Penstemon generally have tall, loose spikes of small flowers above small or thin leaves. They vary from a few centimeters to several feet tall. A few species of Penstemon are highlighted here.


Crested Beardtongue (P. eriantherus)

This lavender flowering variety is native to the Pacific Northwest America into Canada and ranging southeast through northern Nebraska and Colorado. It flowers in June and July and thrives in cooler, wetter conditions.

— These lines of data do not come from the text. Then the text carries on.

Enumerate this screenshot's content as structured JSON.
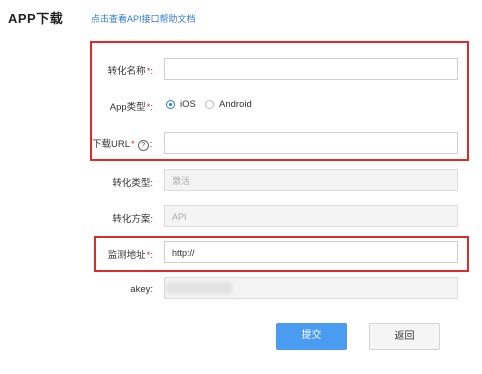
{
  "page": {
    "title": "APP下载",
    "help_link": "点击查看API接口帮助文档"
  },
  "form": {
    "conversion_name": {
      "label": "转化名称",
      "required": "*",
      "colon": ":",
      "value": ""
    },
    "app_type": {
      "label": "App类型",
      "required": "*",
      "colon": ":",
      "options": [
        "iOS",
        "Android"
      ],
      "selected": "iOS"
    },
    "download_url": {
      "label": "下载URL",
      "required": "*",
      "help_icon": "?",
      "colon": ":",
      "value": ""
    },
    "conversion_type": {
      "label": "转化类型",
      "colon": ":",
      "value": "激活"
    },
    "conversion_plan": {
      "label": "转化方案",
      "colon": ":",
      "value": "API"
    },
    "monitor_url": {
      "label": "监测地址",
      "required": "*",
      "colon": ":",
      "value": "http://"
    },
    "akey": {
      "label": "akey",
      "colon": ":"
    }
  },
  "buttons": {
    "submit": "提交",
    "back": "返回"
  },
  "colors": {
    "required": "#e02b2b",
    "accent": "#2d7ad6",
    "primary_button": "#4a9cf0",
    "highlight_box": "#e02b2b"
  },
  "icons": {
    "radio_checked": "radio-checked-icon",
    "radio_unchecked": "radio-unchecked-icon",
    "help": "question-circle-icon"
  }
}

Gulf Coast Penstemon (P. tenuis)

Because it is a Texas native, Gulf Coast Penstemon is a fantastic choice for southern gardeners for its use in mixed borders to add height and color. It is particularly suited to deal with high humidity and less than perfect drainage.



Shell-Leaf Penstemon (P. grandiflorus)

Shell Leaf Penstemon is a large flowering variety that has tubular pink-lavender blooms. It can grow up to 3 feet tall and is a native to the eastern US Great Plains. This is an excellent Penstemon for a big impact in well draining, full sun locations.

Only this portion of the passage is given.